Liquor laws keep servers on their toes: Learning the ins and outs of serving, selling alcohol
BY Sarah email@example.com Dram shop laws have been tightened up so much, it's getting stressful to be a bartender or liquor seller. At a server training seminar Monday afternoon, bartenders and liquor store clerks expressed co...
BY Sarah smith
Dram shop laws have been tightened up so much, it’s getting stressful to be a bartender or liquor seller.
At a server training seminar Monday afternoon, bartenders and liquor store clerks expressed concerns about compliance, and about the stress of having to turn away inebriated customers.
Hubbard in Prevention sponsors and the county attorney led a two-hour session to 18 people, the first of two such sessions in 2015, in how to avoid liability and “serve smart” while they are on the job.
Some of the servers complained that they are the ones on the front lines, not the establishments themselves, that are on the hook for a possible illegal sale and a lawsuit.
They learned how to spot drunks, which is becoming harder because many drinks are now served with energy supplements as mix.
They learned of the penalties for over-serving someone that is already drunk, serving a minor, or failing to cut off someone who’s had enough.

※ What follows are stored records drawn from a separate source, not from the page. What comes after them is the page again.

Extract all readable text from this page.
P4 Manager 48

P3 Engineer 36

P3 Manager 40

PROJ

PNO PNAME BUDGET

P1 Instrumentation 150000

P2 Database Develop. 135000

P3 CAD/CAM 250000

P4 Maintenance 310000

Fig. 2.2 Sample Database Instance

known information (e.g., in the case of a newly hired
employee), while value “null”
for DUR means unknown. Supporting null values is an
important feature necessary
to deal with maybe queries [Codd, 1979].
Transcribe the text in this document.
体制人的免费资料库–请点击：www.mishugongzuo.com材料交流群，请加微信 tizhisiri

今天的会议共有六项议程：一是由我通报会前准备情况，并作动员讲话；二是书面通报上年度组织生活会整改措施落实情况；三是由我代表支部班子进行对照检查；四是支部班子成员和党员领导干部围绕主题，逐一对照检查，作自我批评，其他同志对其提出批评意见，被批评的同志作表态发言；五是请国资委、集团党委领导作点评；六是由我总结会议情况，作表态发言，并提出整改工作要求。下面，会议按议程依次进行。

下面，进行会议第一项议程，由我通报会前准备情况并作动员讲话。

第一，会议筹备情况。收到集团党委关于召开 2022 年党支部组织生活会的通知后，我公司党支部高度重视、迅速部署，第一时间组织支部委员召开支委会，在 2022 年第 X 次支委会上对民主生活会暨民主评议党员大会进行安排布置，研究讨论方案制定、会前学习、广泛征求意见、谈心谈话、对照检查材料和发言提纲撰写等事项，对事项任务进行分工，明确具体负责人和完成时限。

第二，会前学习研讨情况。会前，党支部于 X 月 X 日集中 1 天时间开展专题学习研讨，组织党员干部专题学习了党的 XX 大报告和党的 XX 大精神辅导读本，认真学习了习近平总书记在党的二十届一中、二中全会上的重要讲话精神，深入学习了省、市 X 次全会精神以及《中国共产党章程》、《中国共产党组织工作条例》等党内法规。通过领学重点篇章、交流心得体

Led by Beth Heltunen, Darcy Gagnon and Don Dearstyne, the servers learned how to tell if a customer is “obviously intoxicated when exercising their reasonable powers of observation.”
But they also traded tips on watching who might be ordering drinks at the bar and bringing them out to customers who have already been cut off.
Hubbard County, thanks to such efforts, has gone from a 50 percent compliance rate to over 90 percent.
They discussed the ethical and moral dilemmas like serving a pregnant customer, or the customer who’s on the brink of having too much.
“Protect yourself,” Gagnon advised. “That lawsuit will take your second kid, your job…” and she listed off a parade of horribles.
She advised the servers, if they’re working in a bar, to keep reassessing their customers.
Time is the only thing that will dissipate alcohol, they learned. A cup of coffee won’t.
And they learned not to send drunken customers out on the roads, for liability reasons.
They learned about identification, mostly driver’s licenses, but learned how to spot fake tribal licenses, military IDs, passports and other forms of identification.
With computer technology, it’s getting darned hard to spot the fakes, one bartender complained.
Dearstyne assured him and the crowd that he would likely not prosecute them if they made a good faith effort to determine a fake ID under those circumstances.
Many liquor wholesalers now carry books called Drivers License Guides that have each state’s IDs in them, to check out of state licenses.
But most of all, they learned how to tactfully say no.
You cannot buy this beer from my establishment. No, you cannot have another drink. Please call a cab, a friend, or stay until you can drive.